Native American Photographs by Edward S. Curtis

Klamath Indians

Klamath Indian Photos by Edward S. Curtis

Tribal Summary

Dress

In warm weather and about the house, men and women wore nothing but a strip of skin or woven mies about the loins. For protection they had moccasins, short leggings, and robes, which were of skin or of tules. The hair of both sexes usually hung in two fur wrapped braids, most adults had the nasal septum pierced for the wearing of dentalium ornaments, and many women and a few men wore ear-pendants. The heads of all infants were flattened by pressure.

Dwellings

The winter house was a conical roof of timbers, tules, grass, and earth, erected over a circular excavation.
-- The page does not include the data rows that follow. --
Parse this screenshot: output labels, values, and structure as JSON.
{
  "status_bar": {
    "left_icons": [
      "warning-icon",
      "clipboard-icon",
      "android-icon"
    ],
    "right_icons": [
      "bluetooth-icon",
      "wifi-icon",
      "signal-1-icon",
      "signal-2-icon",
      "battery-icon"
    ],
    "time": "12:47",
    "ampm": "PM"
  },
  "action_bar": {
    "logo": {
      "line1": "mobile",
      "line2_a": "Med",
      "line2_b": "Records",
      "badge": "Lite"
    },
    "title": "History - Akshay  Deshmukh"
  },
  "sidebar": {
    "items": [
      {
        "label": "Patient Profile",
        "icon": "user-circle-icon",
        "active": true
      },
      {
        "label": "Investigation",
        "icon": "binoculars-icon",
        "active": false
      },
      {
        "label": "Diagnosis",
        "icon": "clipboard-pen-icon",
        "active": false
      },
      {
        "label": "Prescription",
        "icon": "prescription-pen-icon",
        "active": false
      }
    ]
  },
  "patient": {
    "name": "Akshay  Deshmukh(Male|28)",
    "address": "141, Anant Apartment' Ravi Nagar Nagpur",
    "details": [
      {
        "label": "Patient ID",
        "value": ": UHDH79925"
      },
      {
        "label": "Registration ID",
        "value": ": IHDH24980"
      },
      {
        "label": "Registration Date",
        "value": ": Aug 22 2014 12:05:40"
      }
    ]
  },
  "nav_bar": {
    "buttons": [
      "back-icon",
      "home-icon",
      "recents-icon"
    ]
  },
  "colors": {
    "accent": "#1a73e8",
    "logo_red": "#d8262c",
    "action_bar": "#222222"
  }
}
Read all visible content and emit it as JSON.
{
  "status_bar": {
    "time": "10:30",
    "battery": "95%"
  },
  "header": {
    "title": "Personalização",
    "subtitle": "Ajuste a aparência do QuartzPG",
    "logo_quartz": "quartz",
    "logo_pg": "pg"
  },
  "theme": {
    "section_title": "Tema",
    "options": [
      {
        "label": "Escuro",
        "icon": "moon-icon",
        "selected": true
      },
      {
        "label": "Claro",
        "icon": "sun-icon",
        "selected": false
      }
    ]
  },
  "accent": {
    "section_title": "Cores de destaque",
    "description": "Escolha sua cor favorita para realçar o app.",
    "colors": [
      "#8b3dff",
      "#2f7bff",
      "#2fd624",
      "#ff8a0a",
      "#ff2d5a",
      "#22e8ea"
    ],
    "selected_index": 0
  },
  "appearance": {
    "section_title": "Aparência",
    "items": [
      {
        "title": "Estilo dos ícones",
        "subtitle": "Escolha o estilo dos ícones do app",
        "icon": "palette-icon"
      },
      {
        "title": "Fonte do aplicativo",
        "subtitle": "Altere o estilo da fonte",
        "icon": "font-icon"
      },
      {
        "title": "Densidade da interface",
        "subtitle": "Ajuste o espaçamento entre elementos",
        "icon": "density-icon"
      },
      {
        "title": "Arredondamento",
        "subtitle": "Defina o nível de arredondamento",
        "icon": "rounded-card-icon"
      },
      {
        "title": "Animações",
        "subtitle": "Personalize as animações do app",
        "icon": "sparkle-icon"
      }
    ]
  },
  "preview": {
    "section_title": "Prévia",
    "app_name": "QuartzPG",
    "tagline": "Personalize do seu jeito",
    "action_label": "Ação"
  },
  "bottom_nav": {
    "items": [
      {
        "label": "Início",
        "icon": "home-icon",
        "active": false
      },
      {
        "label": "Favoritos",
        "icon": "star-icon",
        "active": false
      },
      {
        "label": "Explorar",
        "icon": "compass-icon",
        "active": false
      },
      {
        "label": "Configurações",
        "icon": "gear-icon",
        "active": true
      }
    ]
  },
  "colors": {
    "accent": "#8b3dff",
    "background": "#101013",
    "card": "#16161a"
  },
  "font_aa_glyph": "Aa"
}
The entrance and the smoke-vent were an opening at the peak. The summer house had an elliptical or a rectangular framework of willow poles set into the ground and lashed at the top to a ridge-pole, and the steep sides were thatched from the peak to the ground with three layers of grass and tule mats. The dance-house was similarly shaped, but the covering was slabs of bark. The sweat-house was semi-subterranean, and the sloping roof was thatched with grass, tules, and earth. This has been superseded by the In both cases steam is generated by pouring water on heated stones.

Foods

The principal food was wokas, the seeds of the yellow water-lily, which were parched and eaten dry or with a covering of cold water, or were boiled into mush in cooking baskets. Other vegetal foods were camas, Calochonus, roots of tule and cattail and of numerous other plants not identified; seeds of sunflowers, sage, tumbleweeds, wild rye, and “redtop”, chokecherries, grapes, huckleberries, plums, service-berries, “swamp-berries”, new shoots of the triangular tule, pine lichens, pine-bast, hazelnuts, and pine-nuts. Fish and waterfowl were abundant, and practically all the animals indigenous to the region were used for food.